A couple dozen people squeezed into Steve Hunegs' living room in St. Louis Park on Wednesday night, the seventh night of Hanukkah. There were attorneys and members of law enforcement, a former college president and community leaders, activists and journalists.
Hunegs, executive director of the Jewish Community Relations Council of Minnesota and the Dakotas, had invited them for the first private screening in Minnesota of a gruesome 45-minute video.
"October 7, 2023," read the small words on the big television screen. "Hamas Massacre. Collected Raw Footage."
A representative of the Consulate General of Israel to the Midwest had traveled from Chicago with the recording on his phone. In the days after the Hamas terrorist attack that sparked the current war in Gaza, the Israeli government compiled hundreds of hours of footage of the attack and edited it down into the most vivid and complete rendering yet of the day's horrors. Most of the footage came from body cameras or cellphone cameras Hamas fighters used to record or livestream their attack. Out of respect for the dead, the Israeli government has not publicly released the recording, instead showing it in small private screenings as a reminder of what happened that day.
"It's important that you see the truth — what really happened," Itai Biran, consul for political and commercial affairs at the consulate, told the group. "When you hear about atrocities or massacres or hostages, these are just words. But when you see it with your own eyes — and you'll see it — it is something else.
"We didn't know at the beginning if we wanted to screen it or not. But we are fighting for the truth. Some people compared it to the Emmett Till incident, where the casket was open. So people could see the atrocities with their own eyes."
The screening was the only one planned locally and held at a key moment in the war. International outrage has zeroed in on Israel's overwhelming military response to the Hamas attack, with the Gaza death toll reportedly approaching 20,000, including more than 7,000 children. In media coverage and on social media, much of Gaza appears reduced to rubble, a humanitarian crisis deepening in real time.
Just the day before, President Joe Biden had warned Israeli leaders that they were losing international support for the war. Biden and Israeli Prime Minister Benjamin Netanyahu, who hugged on a Tel Aviv tarmac just two months before, appear increasingly at odds, specifically about what Gaza will look like after the war. Reports indicated the U.S. is pressuring Israel to end its ground war by the end of the year.
The video began.
Much of the video had previously been posted — some on Hamas social media, some on news outlets — but seeing it strung together underscored the scale of carnage. Dead children, burned bodies, mutilated bodies. A Hamas fighter shooting a dog three times. Another shooting out the tires of an ambulance next to a children's playground.

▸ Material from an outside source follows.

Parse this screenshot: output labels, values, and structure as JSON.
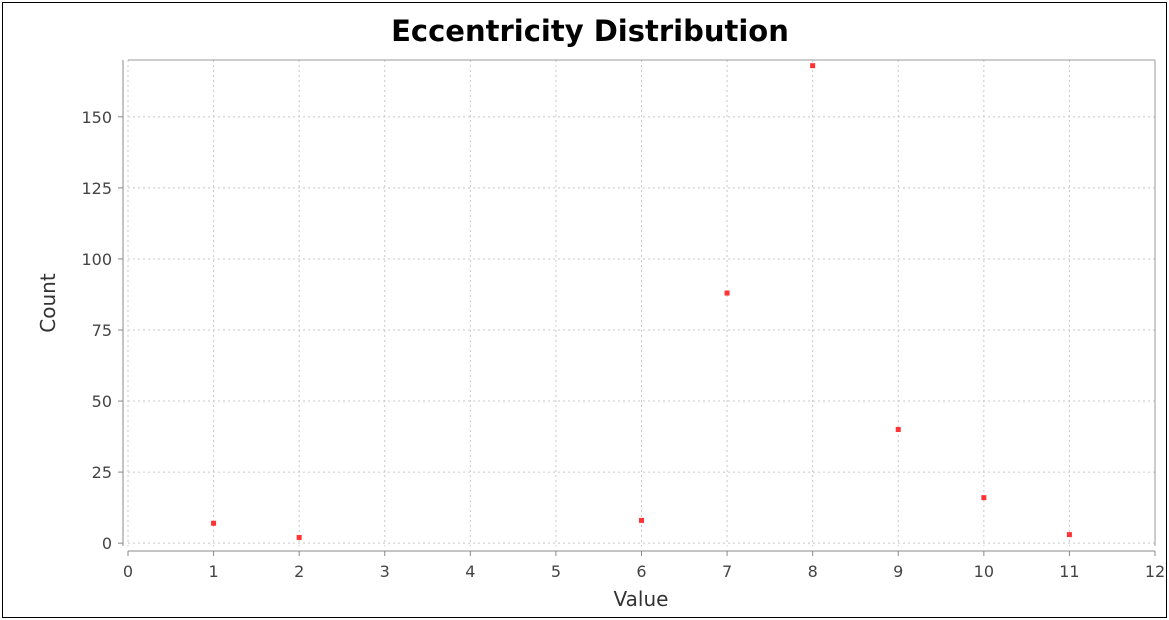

An Israeli first responder arrived at the music festival where hundreds of Israelis were slaughtered. He took video of body after body after body: "Can anyone give us a sign of life?" No answers.
In Hunegs' living room, one horrific scene followed another. The video felt intensely personal: terrorists barging into homes, their labored breathing audible. One asked his comrade to take a video as he fired three rounds into a lifeless Israeli body, then said he wanted to redo the scene.
When a fighter beheaded a dead Israeli soldier, several viewers looked away.
A father rushed his two elementary-age sons into a hiding place. A Hamas terrorist lobbed in a grenade. The father was killed. The bloodied boys ran back to their kitchen, screaming: "Daddy, Daddy!" and "Why am I still alive?"
One of the boys appeared to have lost an eye. Just feet away, the Hamas fighter raided their refrigerator for a cola. Some viewers began to cry.
"You're left breathless by the barbarity, by the atrocity, by the satanic nature of the actions of the terrorists — through their own video, glorifying their heinous actions," Hunegs said afterward.
"It gives you a very vivid, albeit very difficult, insight into what Hamas really is," said Mike Ciresi, a prominent Minnesota attorney who, like the majority of people at the screening, is not Jewish. "They're not a government. They're not a representative of the Palestinian people. They're terrorists. They're just terrorists. Period."
More than 300 Israeli soldiers were killed that day, and more than 900 Israeli civilians, according to the Israeli government. More than 240 people were taken hostage.
"No one wants to watch this," said Joe Tamburino, a Minneapolis attorney who was a law school friend of Hunegs. "But people should watch it. It's not been forgotten, but the narrative has changed."
"This is not the goal, to refocus the narrative," said Biran, the representative from the Israeli consulate. "The goal is to show the truth. Oct. 7 has happened. You cannot deny it. We found ourselves fighting for that very basic truth. We all have short memory. We need to make sure no one forgets."
At the end of the recording, one more slide popped up on the screen. Its words indicated that the past 45 numbing minutes had shown the murders or the murdered bodies of 135 people. That accounted for about 10% of the day's victims.